En résumé, j'ai eu dans les mains une oeuvre de bonne facture. L'intrigue assez classique sur le fond est bien construite. le dénouement renversant vaut le détour à lui tout seul. Les ingrédients indispensables à un bon roman noir sont réunis : l'efficacité, l'angoisse, l'addiction. L'enquêteur est, en outre des plus charmants. Qu'exiger de plus ?
Mon conseil : Vous n'avez rien à perdre à l'acheter ou à l'emprunter. Malgré certains détails qui ne m'ont pas emballée, cette oeuvre est une réussite et mérite amplement, par le suspense, le frisson, la manipulation mentale, le harcèlement obsessionnel qu'elle nous offre, de figurer dans la catégorie thrillers psychologiques. Pour une première concernant cette auteure, c'est un succès qui ne demande qu'a être confirmé par d'autres lectures. Pourquoi pas « Meurtres pour rédemption » ?

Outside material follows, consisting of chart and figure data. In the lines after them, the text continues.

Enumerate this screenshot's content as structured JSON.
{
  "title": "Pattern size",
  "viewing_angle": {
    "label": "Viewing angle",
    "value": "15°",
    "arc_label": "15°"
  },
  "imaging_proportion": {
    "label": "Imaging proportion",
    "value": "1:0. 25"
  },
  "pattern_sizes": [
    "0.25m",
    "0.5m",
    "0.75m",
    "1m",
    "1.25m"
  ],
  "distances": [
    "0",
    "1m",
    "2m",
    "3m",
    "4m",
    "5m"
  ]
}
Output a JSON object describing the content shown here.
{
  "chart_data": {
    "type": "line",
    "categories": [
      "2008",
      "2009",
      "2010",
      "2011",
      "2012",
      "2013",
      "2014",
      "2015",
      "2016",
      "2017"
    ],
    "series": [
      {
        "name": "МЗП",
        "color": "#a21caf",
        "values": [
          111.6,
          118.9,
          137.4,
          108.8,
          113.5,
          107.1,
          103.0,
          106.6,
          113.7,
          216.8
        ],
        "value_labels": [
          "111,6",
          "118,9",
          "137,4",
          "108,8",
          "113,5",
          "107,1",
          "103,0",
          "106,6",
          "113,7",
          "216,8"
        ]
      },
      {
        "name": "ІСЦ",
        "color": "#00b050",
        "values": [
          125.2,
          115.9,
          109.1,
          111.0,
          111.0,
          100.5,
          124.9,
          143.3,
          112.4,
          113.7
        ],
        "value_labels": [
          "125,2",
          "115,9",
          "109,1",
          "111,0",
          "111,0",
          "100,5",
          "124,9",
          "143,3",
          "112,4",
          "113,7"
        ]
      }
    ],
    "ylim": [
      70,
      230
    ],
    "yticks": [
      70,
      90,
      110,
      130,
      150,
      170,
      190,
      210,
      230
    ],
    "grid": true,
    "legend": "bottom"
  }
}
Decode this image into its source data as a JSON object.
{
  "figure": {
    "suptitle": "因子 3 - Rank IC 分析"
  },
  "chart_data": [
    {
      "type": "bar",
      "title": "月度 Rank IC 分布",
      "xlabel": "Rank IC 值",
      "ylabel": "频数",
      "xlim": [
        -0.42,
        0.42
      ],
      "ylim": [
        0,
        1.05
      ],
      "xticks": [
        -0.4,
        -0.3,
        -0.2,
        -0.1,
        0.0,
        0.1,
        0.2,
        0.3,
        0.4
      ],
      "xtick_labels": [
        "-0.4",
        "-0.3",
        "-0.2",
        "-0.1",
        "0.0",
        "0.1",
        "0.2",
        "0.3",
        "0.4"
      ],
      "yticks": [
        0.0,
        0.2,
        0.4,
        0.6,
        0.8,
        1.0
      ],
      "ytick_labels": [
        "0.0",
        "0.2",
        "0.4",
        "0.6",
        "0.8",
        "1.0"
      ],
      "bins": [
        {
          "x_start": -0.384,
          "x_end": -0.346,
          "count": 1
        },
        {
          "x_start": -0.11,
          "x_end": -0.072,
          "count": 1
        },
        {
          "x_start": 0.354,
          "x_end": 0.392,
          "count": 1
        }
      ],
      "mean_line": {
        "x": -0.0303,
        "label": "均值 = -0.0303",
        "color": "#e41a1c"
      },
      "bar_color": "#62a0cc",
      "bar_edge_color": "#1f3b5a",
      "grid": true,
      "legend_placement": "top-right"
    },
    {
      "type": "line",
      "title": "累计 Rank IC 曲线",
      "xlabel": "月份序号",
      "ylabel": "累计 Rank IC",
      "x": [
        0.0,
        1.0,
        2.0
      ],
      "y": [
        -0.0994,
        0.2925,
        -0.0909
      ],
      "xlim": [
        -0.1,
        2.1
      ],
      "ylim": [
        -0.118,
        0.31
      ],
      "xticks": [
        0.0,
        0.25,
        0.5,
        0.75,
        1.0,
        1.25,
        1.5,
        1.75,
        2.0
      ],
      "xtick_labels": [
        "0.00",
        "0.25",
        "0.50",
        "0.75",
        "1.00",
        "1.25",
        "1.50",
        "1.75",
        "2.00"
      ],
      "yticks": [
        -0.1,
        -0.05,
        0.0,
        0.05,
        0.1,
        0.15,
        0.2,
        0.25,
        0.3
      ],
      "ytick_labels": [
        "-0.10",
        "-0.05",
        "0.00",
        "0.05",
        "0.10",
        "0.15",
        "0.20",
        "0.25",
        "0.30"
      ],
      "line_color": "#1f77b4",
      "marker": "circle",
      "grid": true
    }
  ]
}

° Si vous êtes un inconditionnel du genre, vous apprécierez sans nul doute. Vous serez possiblement interloqués par son couronnement étonnant mais il quasi-certain que le moindre bruit, la moindre pénombre ne vous indifférera plus une fois le livre lu.
° Si vous avez tendance à vous croire persécutés ou si vous êtes excessivement méfiants à l'égard de menaces imaginaires ou réelles, attention de ne pas faire une crise de paranoïa.